We can distill four lessons, according to Wyns, from the fight against COVID-19 to the Climate Crisis:

  1. Well-resourced, equitable health systems with a strong and supported health workforce are essential to protect us from health security threats, including climate change.
  2. Creating healthy environments for healthier populations and promoting universal health coverage are two of the most effective ways in which we can reduce the long-term health impacts from both the coronavirus pandemic and climate change.
  3. Both types of health emergencies require long-term shifts in old behaviors and assumptions, which could lead to a public drive for collective action and effective risk management.
  4. Crises such as COVID-19 and the Climate Crisis offer an opportunity for a regained sense of shared humanity, in which people realize what matters most: the health and safety of their loved ones, and by extension, the health and safety of their community.

Our society is at a pivotal moment.

The COVID-19 pandemic is showing Americans that listening to science, taking action early, and working collectively, along with the new found political will to fund public programs, make it possible for us to tackle problems such as pandemics and climate change.

A recent survey reveals that U.S. registered voters (N=3,933; including 3,188 registered voters) across a full spectrum of demographics (including those who have been laid off or are seeking work, Republicans, Democrats, Independents, and 2016 Trump voters) prioritize protecting public health over the economy by a margin of more than 5-to-1.

In January 2020, Assembly member Rob Bonta (D-Oakland) introduced the California Green New Deal, AB 1839, which affirms universal human rights for all CA residents and creates the CA Green New Deal Council.

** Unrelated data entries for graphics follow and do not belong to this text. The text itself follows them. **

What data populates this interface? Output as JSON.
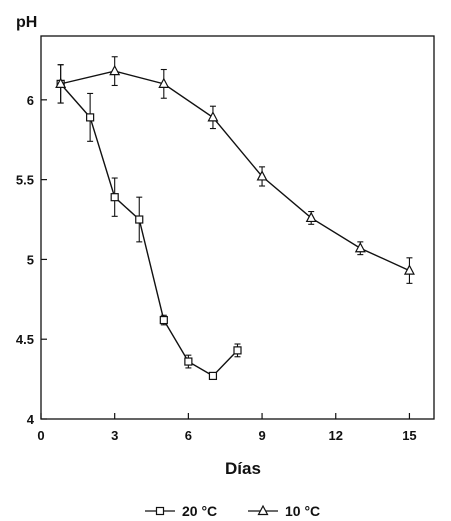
{
  "chart_data": {
    "type": "line",
    "ylabel": "pH",
    "xlabel": "Días",
    "xlim": [
      0,
      16
    ],
    "ylim": [
      4,
      6.4
    ],
    "x_ticks": [
      0,
      3,
      6,
      9,
      12,
      15
    ],
    "y_ticks": [
      4,
      4.5,
      5,
      5.5,
      6
    ],
    "y_tick_labels": [
      "4",
      "4.5",
      "5",
      "5.5",
      "6"
    ],
    "grid": false,
    "legend_position": "bottom-center",
    "series": [
      {
        "name": "20 °C",
        "marker": "square",
        "points": [
          {
            "x": 0.8,
            "y": 6.1,
            "err": 0.12
          },
          {
            "x": 2,
            "y": 5.89,
            "err": 0.15
          },
          {
            "x": 3,
            "y": 5.39,
            "err": 0.12
          },
          {
            "x": 4,
            "y": 5.25,
            "err": 0.14
          },
          {
            "x": 5,
            "y": 4.62,
            "err": 0.03
          },
          {
            "x": 6,
            "y": 4.36,
            "err": 0.04
          },
          {
            "x": 7,
            "y": 4.27,
            "err": 0.02
          },
          {
            "x": 8,
            "y": 4.43,
            "err": 0.04
          }
        ]
      },
      {
        "name": "10 °C",
        "marker": "triangle",
        "points": [
          {
            "x": 0.8,
            "y": 6.1,
            "err": 0.12
          },
          {
            "x": 3,
            "y": 6.18,
            "err": 0.09
          },
          {
            "x": 5,
            "y": 6.1,
            "err": 0.09
          },
          {
            "x": 7,
            "y": 5.89,
            "err": 0.07
          },
          {
            "x": 9,
            "y": 5.52,
            "err": 0.06
          },
          {
            "x": 11,
            "y": 5.26,
            "err": 0.04
          },
          {
            "x": 13,
            "y": 5.07,
            "err": 0.04
          },
          {
            "x": 15,
            "y": 4.93,
            "err": 0.08
          }
        ]
      }
    ]
  }
}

This Council would be required to prepare policy recommendations to the CA Legislature related to the creation of green jobs, overcoming systemic racism, the reduction of climate change impacts, and the continued protection of public health and the environment. As envisioned by the legislation, the state of CA would also undergo a mandated reduction in its reliance on fossil fuels.

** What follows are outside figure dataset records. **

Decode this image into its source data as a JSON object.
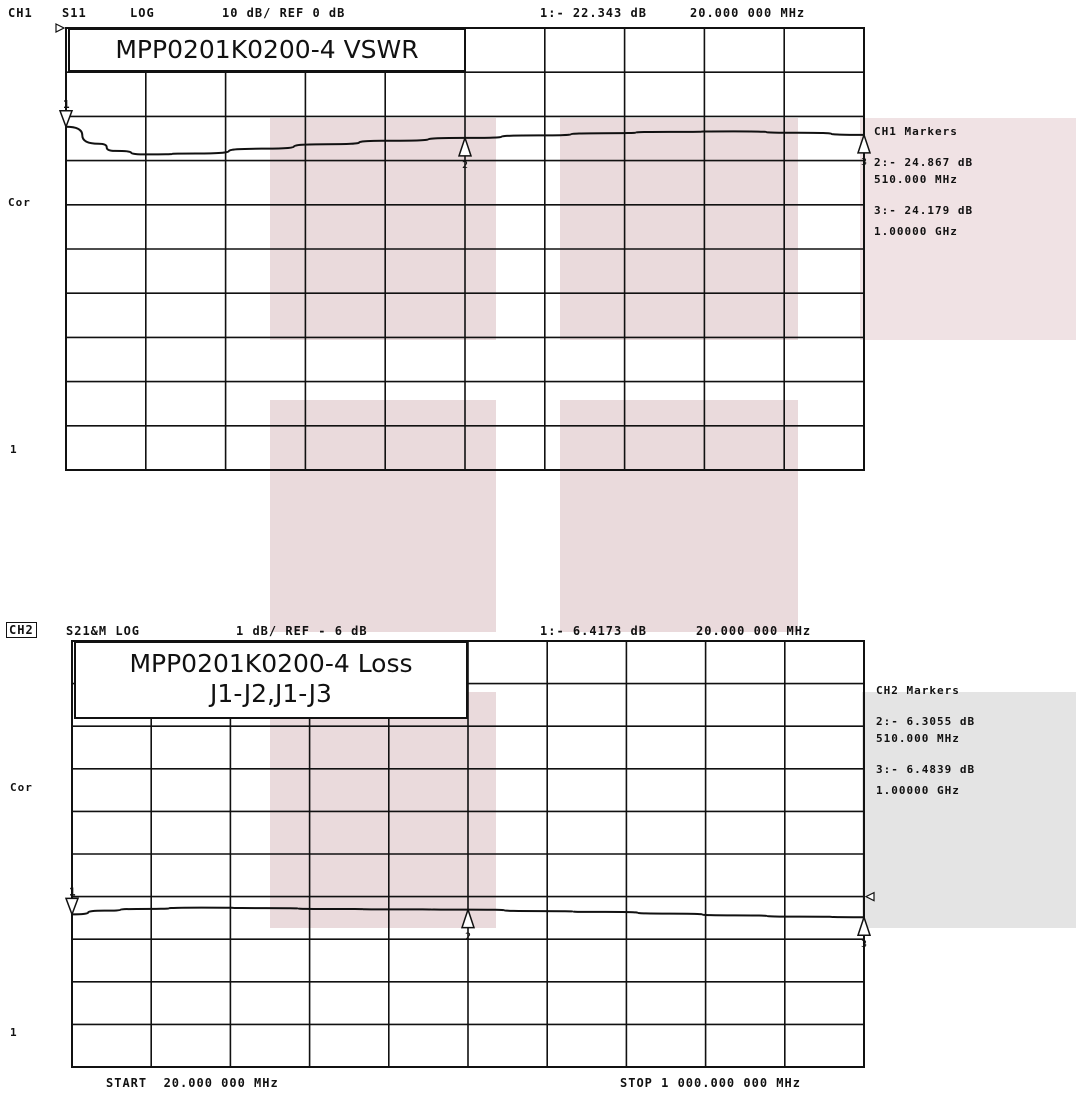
{
  "channel1": {
    "header": {
      "channel": "CH1",
      "param": "S11",
      "format": "LOG",
      "scale": "10 dB/ REF 0 dB",
      "marker_readout": "1:- 22.343 dB",
      "marker_freq": "20.000 000 MHz"
    },
    "title": "MPP0201K0200-4 VSWR",
    "label_cor": "Cor",
    "label_1": "1",
    "markers_title": "CH1 Markers",
    "markers": [
      {
        "line1": "2:- 24.867 dB",
        "line2": "510.000 MHz"
      },
      {
        "line1": "3:- 24.179 dB",
        "line2": "1.00000 GHz"
      }
    ]
  },
  "channel2": {
    "header": {
      "channel": "CH2",
      "param": "S21&M LOG",
      "scale": "1 dB/ REF - 6 dB",
      "marker_readout": "1:- 6.4173 dB",
      "marker_freq": "20.000 000 MHz"
    },
    "title_line1": "MPP0201K0200-4 Loss",
    "title_line2": "J1-J2,J1-J3",
    "label_cor": "Cor",
    "label_1": "1",
    "markers_title": "CH2 Markers",
    "markers": [
      {
        "line1": "2:- 6.3055 dB",
        "line2": "510.000 MHz"
      },
      {
        "line1": "3:- 6.4839 dB",
        "line2": "1.00000 GHz"
      }
    ]
  },
  "footer": {
    "start": "START  20.000 000 MHz",
    "stop": "STOP 1 000.000 000 MHz"
  },
  "colors": {
    "grid": "#111111",
    "trace": "#111111",
    "watermark_pink": "#eadadc",
    "panel_gray": "#e4e4e4"
  },
  "chart_data": [
    {
      "type": "line",
      "x": [
        20,
        60,
        80,
        120,
        180,
        260,
        340,
        420,
        510,
        600,
        680,
        760,
        840,
        920,
        1000
      ],
      "series": [
        {
          "values": [
            -22.343,
            -26.2,
            -27.8,
            -28.6,
            -28.4,
            -27.3,
            -26.3,
            -25.5,
            -24.867,
            -24.3,
            -23.8,
            -23.5,
            -23.4,
            -23.7,
            -24.179
          ]
        }
      ],
      "markers": [
        {
          "id": "1",
          "x": 20,
          "y": -22.343
        },
        {
          "id": "2",
          "x": 510,
          "y": -24.867
        },
        {
          "id": "3",
          "x": 1000,
          "y": -24.179
        }
      ],
      "xlim": [
        20,
        1000
      ],
      "ylim": [
        -100,
        0
      ],
      "ref": 0,
      "grid": true
    },
    {
      "type": "line",
      "x": [
        20,
        60,
        100,
        180,
        260,
        340,
        420,
        510,
        600,
        680,
        760,
        840,
        920,
        1000
      ],
      "series": [
        {
          "values": [
            -6.4173,
            -6.33,
            -6.29,
            -6.26,
            -6.27,
            -6.29,
            -6.3,
            -6.3055,
            -6.34,
            -6.36,
            -6.4,
            -6.44,
            -6.47,
            -6.4839
          ]
        }
      ],
      "markers": [
        {
          "id": "1",
          "x": 20,
          "y": -6.4173
        },
        {
          "id": "2",
          "x": 510,
          "y": -6.3055
        },
        {
          "id": "3",
          "x": 1000,
          "y": -6.4839
        }
      ],
      "xlim": [
        20,
        1000
      ],
      "ylim": [
        -10,
        0
      ],
      "ref": -6,
      "grid": true
    }
  ]
}
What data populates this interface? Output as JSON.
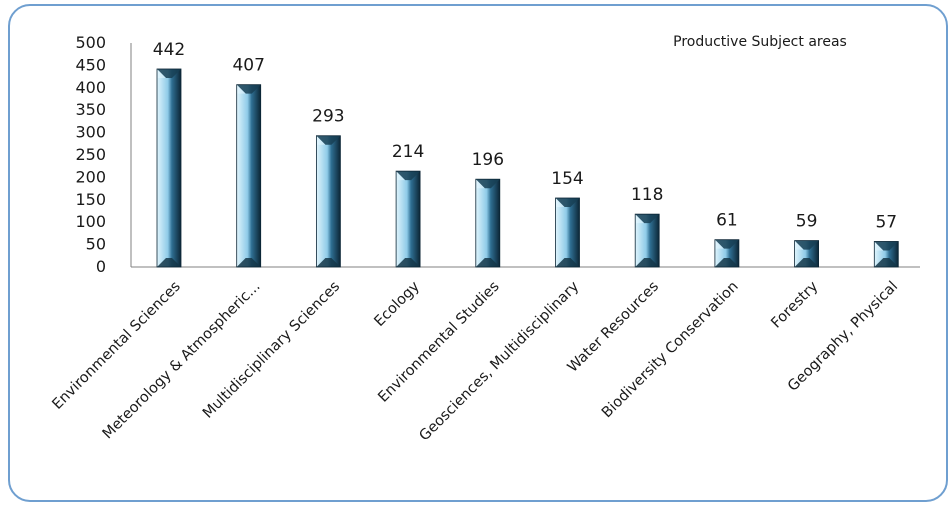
{
  "chart_data": {
    "type": "bar",
    "title": "Productive Subject areas",
    "categories": [
      "Environmental Sciences",
      "Meteorology & Atmospheric...",
      "Multidisciplinary Sciences",
      "Ecology",
      "Environmental Studies",
      "Geosciences, Multidisciplinary",
      "Water Resources",
      "Biodiversity Conservation",
      "Forestry",
      "Geography, Physical"
    ],
    "values": [
      442,
      407,
      293,
      214,
      196,
      154,
      118,
      61,
      59,
      57
    ],
    "ylim": [
      0,
      500
    ],
    "yticks": [
      "0",
      "50",
      "100",
      "150",
      "200",
      "250",
      "300",
      "350",
      "400",
      "450",
      "500"
    ],
    "data_labels": true,
    "grid": false,
    "legend": "none",
    "colors": {
      "bar_light": "#bfe6f6",
      "bar_mid": "#4a8fb5",
      "bar_dark": "#0f2e40",
      "border": "#6f9fd0"
    }
  }
}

Unemployment claims surpassed 22 million in just four weeks. Governor Gavin Newsom announced an economic recovery task force helmed by former presidential candidate Tom Steyer, who continuously brought the election conversation back to climate change and founded the Community Development Bank of Oakland, CA, to focus on serving people who have been locked out of the traditional financial systems.

This is our chance to push for a Green New Deal. Economic recovery from COVID-19 is an opportunity for us to create an economy that simultaneously tackles climate change and creates more social and health equality.

PSR members, this is the moment to send letters, write op-eds, and sign letters supporting a Green New Deal for California.